Anyway, I will freely admit that I don’t always send out thank-you cards. I’ve been known to send thank-you emails sometimes as a substitute. I’ve been known to go up to my friends at school drop-off and thank them personally for gifts. But I will admit that I’ve become a top-notch thank-you card slacker.
It’s so simple and obvious, I have no idea why I didn’t think of it first.
All that is going to change, though, my friends, thanks to a genius parenting hack that I came across at a recent birthday party I was attending with my 4-year-old.
Here’s what this kid’s mom did. It’s so simple and obvious, I have no idea why I didn’t think of it first. In the goody bags she gave out to each partygoer, this mom placed a thank-you card right there, inside. It was a real card, thanking her guest for coming to the party and thanking them for their gift (I suppose it’s possible that someone would not give a gift, but I think we can assume that most guests will). It was written sincerely and signed sweetly by her 4-year-old.
Totally brilliant, right?
Now, I get what you might be thinking. How can you thank someone for something before it happened? OK, but why can’t you? Unless all hell breaks loose, you know that in all likelihood, you're going to feel grateful about the person who attended your kids’ party. You’re going to be grateful for their gift. And even if you don’t like it, you’re going to thank them anyway!

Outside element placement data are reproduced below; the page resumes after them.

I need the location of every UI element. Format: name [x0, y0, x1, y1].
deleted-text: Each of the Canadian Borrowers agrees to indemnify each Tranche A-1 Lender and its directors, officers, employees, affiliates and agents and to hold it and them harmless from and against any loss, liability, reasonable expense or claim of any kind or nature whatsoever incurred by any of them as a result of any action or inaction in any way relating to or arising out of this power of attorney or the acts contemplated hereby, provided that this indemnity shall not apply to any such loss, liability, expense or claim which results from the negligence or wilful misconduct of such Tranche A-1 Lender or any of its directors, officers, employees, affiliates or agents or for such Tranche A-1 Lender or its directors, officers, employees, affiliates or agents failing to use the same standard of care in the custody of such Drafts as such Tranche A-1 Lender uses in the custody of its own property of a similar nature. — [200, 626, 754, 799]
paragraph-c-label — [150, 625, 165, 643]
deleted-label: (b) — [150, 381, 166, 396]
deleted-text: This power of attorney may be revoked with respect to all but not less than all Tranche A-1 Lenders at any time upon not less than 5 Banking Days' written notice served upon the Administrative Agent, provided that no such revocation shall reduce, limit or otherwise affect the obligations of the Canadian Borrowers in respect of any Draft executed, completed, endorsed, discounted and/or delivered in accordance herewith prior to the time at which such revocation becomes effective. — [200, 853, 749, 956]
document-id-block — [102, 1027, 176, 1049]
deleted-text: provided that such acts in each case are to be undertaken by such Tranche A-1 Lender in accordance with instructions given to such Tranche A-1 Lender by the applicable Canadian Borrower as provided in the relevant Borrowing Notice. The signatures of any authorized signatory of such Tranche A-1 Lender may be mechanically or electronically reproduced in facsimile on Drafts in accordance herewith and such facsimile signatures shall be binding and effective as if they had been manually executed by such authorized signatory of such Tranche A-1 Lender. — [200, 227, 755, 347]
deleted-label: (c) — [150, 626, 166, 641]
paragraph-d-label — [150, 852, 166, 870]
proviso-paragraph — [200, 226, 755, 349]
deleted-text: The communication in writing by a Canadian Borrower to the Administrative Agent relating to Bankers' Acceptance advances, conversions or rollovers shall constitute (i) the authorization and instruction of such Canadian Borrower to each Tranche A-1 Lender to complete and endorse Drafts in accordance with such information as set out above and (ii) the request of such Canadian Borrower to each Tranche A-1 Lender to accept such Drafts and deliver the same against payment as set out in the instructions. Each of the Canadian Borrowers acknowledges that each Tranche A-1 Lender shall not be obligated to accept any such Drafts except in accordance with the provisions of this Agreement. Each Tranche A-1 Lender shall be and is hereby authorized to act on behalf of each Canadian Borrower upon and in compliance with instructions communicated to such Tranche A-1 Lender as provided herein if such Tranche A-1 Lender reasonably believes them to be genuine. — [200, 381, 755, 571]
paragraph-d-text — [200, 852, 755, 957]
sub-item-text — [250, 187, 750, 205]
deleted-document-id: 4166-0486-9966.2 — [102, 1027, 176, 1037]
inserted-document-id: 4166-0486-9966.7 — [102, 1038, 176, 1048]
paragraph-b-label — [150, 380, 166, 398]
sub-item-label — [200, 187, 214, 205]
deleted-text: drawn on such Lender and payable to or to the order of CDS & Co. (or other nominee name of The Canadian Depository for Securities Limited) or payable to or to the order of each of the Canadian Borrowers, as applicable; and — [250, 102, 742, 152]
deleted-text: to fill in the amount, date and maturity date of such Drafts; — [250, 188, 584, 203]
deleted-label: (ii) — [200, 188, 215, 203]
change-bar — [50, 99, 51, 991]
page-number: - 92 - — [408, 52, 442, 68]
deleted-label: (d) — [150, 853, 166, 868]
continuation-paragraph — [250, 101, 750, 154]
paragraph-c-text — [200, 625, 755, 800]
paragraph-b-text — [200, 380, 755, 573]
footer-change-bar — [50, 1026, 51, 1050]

And what exactly is the point of a goody bag anyway? A goody bag itself is a form of thanks to the partygoer. It’s a gift of gratitude. So why not place the thank-you card you're going to send anyway right there inside?
Now that we’ve gotten all that guilt nonsense out of the way, let’s talk about how lifesaving this hack is.
First, it saves you time. You’re going to be putting together the goody bags anyway, and it won’t feel like such a big deal to add that extra thing. If you expect your child to participate by writing the cards or signing their names, it will probably be easier to do so before the party in question, when they are still fresh and energetic.
And it’s just a freaking godsend for a parent in terms of the “mental load” of life. After the party, you'll be pooped, and totally mentally and emotionally depleted. You'll need to finally address all the other aspects of your life that have been on hold for the month or so that you have been focused on this party.
And you deserve a damn break.
I think that’s what it comes down to, in essence. We all want to express our thanks to the people who show up for our kids and who shower them with love on their special day. But we are tired. So very tired. And hacks like this make our lives that much easier.
So, party on, parents. And don’t forget to stuff your glorious thank-you notes in those goody bags.